Difference between S() vs S{}?

Question

In the code below, is there any difference between the two assignments to value? In both cases, would value.v be default constructed, and x be initialized to 42?

struct S
{
   std::vector<int> v;
   int x = 42;
};
S value;

void foo()
{
   value = S();
   value = { };
}

Answer 1

S() and S{} mean the same thing in nearly all cases. But not all cases.

• If S is not a class type, same thing: value initialization.

• If S is a class type that is not an aggregate, still mostly means the same thing: value initialization. Except in cases like:

  struct X { X(std::initializer_list<int>); };
  auto x1 = X(); // ill-formed
  auto x2 = X{}; // ok, calls constructor
  

• if S is an aggregate, then S() is value-initialization but S{} s aggregate-initialization. Even that means the same thing a lot of the time. But not all of the time.

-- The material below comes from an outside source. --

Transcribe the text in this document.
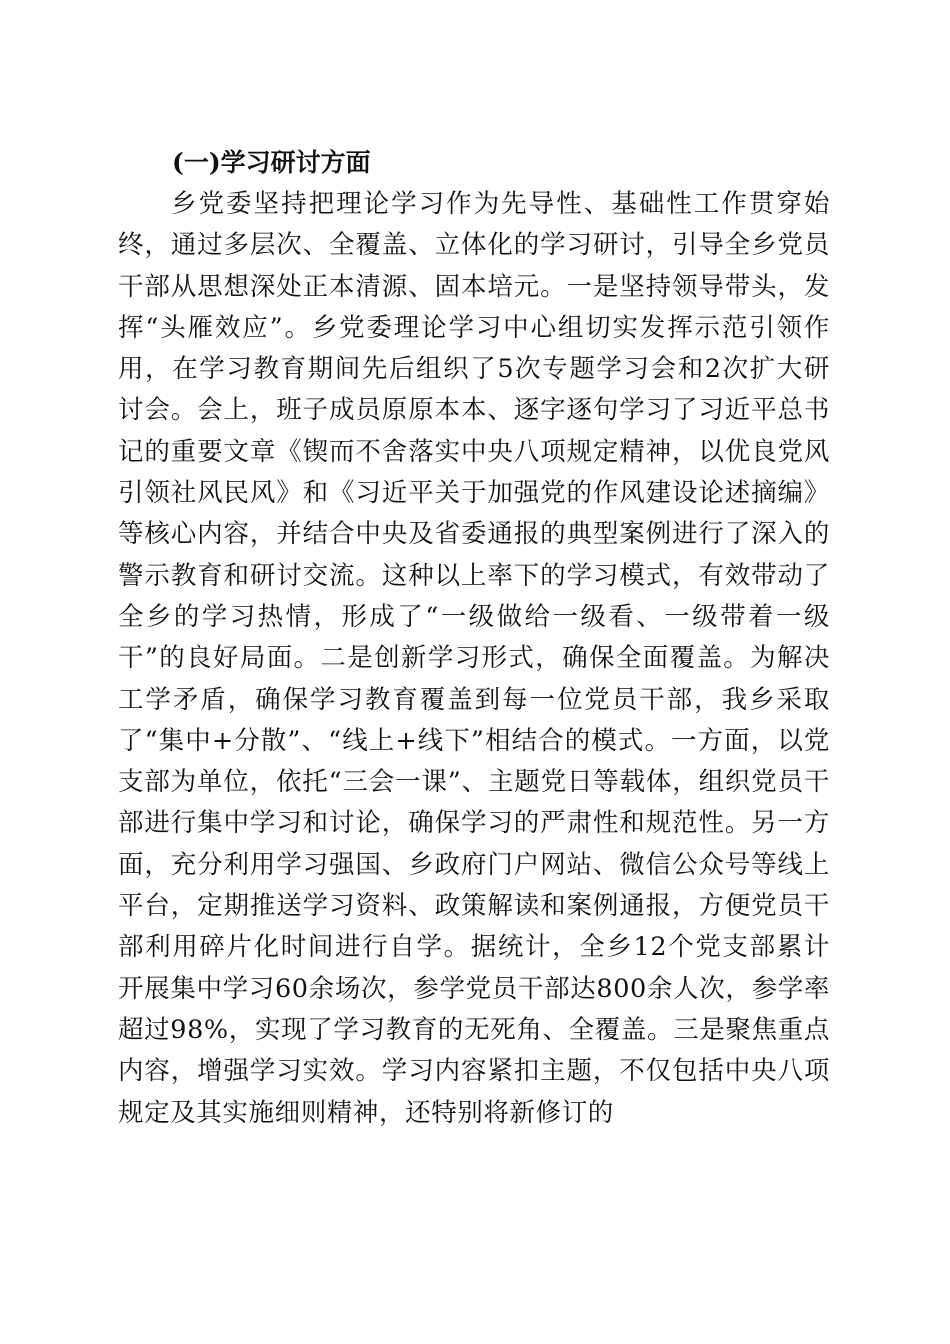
(一)学习研讨方面

乡党委坚持把理论学习作为先导性、基础性工作贯穿始终，通过多层次、全覆盖、立体化的学习研讨，引导全乡党员干部从思想深处正本清源、固本培元。一是坚持领导带头，发挥“头雁效应”。乡党委理论学习中心组切实发挥示范引领作用，在学习教育期间先后组织了5次专题学习会和2次扩大研讨会。会上，班子成员原原本本、逐字逐句学习了习近平总书记的重要文章《锲而不舍落实中央八项规定精神，以优良党风引领社风民风》和《习近平关于加强党的作风建设论述摘编》等核心内容，并结合中央及省委通报的典型案例进行了深入的警示教育和研讨交流。这种以上率下的学习模式，有效带动了全乡的学习热情，形成了“一级做给一级看、一级带着一级干”的良好局面。二是创新学习形式，确保全面覆盖。为解决工学矛盾，确保学习教育覆盖到每一位党员干部，我乡采取了“集中+分散”、“线上+线下”相结合的模式。一方面，以党支部为单位，依托“三会一课”、主题党日等载体，组织党员干部进行集中学习和讨论，确保学习的严肃性和规范性。另一方面，充分利用学习强国、乡政府门户网站、微信公众号等线上平台，定期推送学习资料、政策解读和案例通报，方便党员干部利用碎片化时间进行自学。据统计，全乡12个党支部累计开展集中学习60余场次，参学党员干部达800余人次，参学率超过98%，实现了学习教育的无死角、全覆盖。三是聚焦重点内容，增强学习实效。学习内容紧扣主题，不仅包括中央八项规定及其实施细则精神，还特别将新修订的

Example 1: explicit default constructor makes aggregate-initialization ill-formed

struct A { explicit A(int = 0); };
struct B { A a; };

B b;        // OK
B b2 = B(); // OK
B b3{};     // error through trying to copy-list-initialize a = {}

Example 2: value initialization in some contexts does zero-initialization first

struct C { C() {} int i; };
struct D { C a; }; 

D d1{};     // d1.a.i is indeterminate
D d2 = D(); // d2.a.i is zero

In the OP example though, while S is an aggregate with an implicitly-defined default constructor - this is the interesting case. But here, there's no change in semantics with the extra zero-initialization, we're initializing x to 42 and default-constructing v either way.

---

Note that also while in OP, this invokes (and is intended to invoke) the move assignment operator from S{}:

value = { };

it's also possible that this could invoke a different operator entirely, since {} could end up binding "better" to some different parameter in a different assignment operator overload. std::optional has to jump through some hooks to ensure that opt = {} actually invokes the move assignment operator.